I had another couchsurfing experience.  I hosted two wonderfully funny and awesome guys from England, Nick and Greg.  Unfortunately, they only stayed at the house for one night, but they arrived around 7pm (after being lost in Charlotte for about an hour). We chatted, they showered, and we headed off to Jackalope Jack's, a local watering hole, for some real American fun.  I directed them to try Olde Mecklenburg Copper and they loved it.  For those of you unaware, Olde Mecklenburg Copper is one of three beers brewed in Charlotte. It is truly Charlotte's brewery. Of course I cannot allow someone to come to Charlotte and not try local products. We headed outside to play cornhole - a game neither of them played (and to be quite honest, neither of them were particularly good at it); but it was great fun and we shared stories and laughs. They are great guys, and I feel that if they lived here or we lived there, we'd all be good friends.
Greg is beside me and Nick is the far right.

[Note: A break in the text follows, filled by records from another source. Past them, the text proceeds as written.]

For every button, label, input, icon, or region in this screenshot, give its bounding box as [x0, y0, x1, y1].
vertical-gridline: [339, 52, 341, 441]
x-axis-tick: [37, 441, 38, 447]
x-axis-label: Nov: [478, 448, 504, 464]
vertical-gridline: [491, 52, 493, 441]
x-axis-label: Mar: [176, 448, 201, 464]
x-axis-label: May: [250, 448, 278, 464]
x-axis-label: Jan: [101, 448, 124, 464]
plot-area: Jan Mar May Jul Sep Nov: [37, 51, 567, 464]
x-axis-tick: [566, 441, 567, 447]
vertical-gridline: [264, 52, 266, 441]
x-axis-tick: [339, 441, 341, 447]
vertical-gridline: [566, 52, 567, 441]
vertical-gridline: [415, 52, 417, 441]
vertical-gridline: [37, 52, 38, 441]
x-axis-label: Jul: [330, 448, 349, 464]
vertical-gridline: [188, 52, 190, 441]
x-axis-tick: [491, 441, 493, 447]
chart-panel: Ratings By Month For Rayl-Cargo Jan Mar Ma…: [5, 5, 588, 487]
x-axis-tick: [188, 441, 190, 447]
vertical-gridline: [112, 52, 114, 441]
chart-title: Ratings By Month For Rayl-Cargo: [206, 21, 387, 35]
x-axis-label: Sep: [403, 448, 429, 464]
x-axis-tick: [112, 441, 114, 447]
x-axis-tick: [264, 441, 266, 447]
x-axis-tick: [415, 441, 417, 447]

On another note, work has been occupying my time wholly.  I haven't spent any time with Christopher in 8 days. That's a bit absurd when I live with the guy. Work is completely monotonous, dreadful, and mindless. I remember working at Miyo's throughout college and loving going to work. I didn't curse everyday knowing that I had to spend x amount of hours there. I hung out with the people I worked with, and had an overall good time. But here, I hate waking up only to go to work all day then come home to sleep. I don't hang out with my co-workers (aside from Brooke whom I was friends with before I worked with her). I cannot wait to get way ahead on my bills so I can quit and find another job that I can work part time while I go to school.  I mean, I'm paying 200 less for rent here in Charlotte than I was in Columbia. I believe that everyone needs to be happy, for life is short, no? So, I'm working on being entirely happy.  Work is the only obstruction. 

I cannot wait to go back to school. I believe I've settled on Dental Hygiene. Good hours. Good work environment. Good pay. I sometimes feel I am so far behind others. Many of my friends have "real" jobs and I'm just stuck being a server. Although, none of my friends can say they've lived in Korea, ha! I often find I have to tell myself not to hold onto these expectations of everyone else. Life isn't a race and I don't need to rush to find a "real" job. I don't know any other job that will let me take off random days when I want or need, which I enjoy.

Upcoming things I'm super excited for:
- Football season!!
- Aly's wedding
- Thanksgiving/family time!!
- Friendsgiving (friends get together with tons of food and wine)
- Christopher's birthday/NYC trip!! (our Book of Mormon tickets arrived yesterday)

While others say winter is depressing, I delight in the cold, gray days. Can't wait!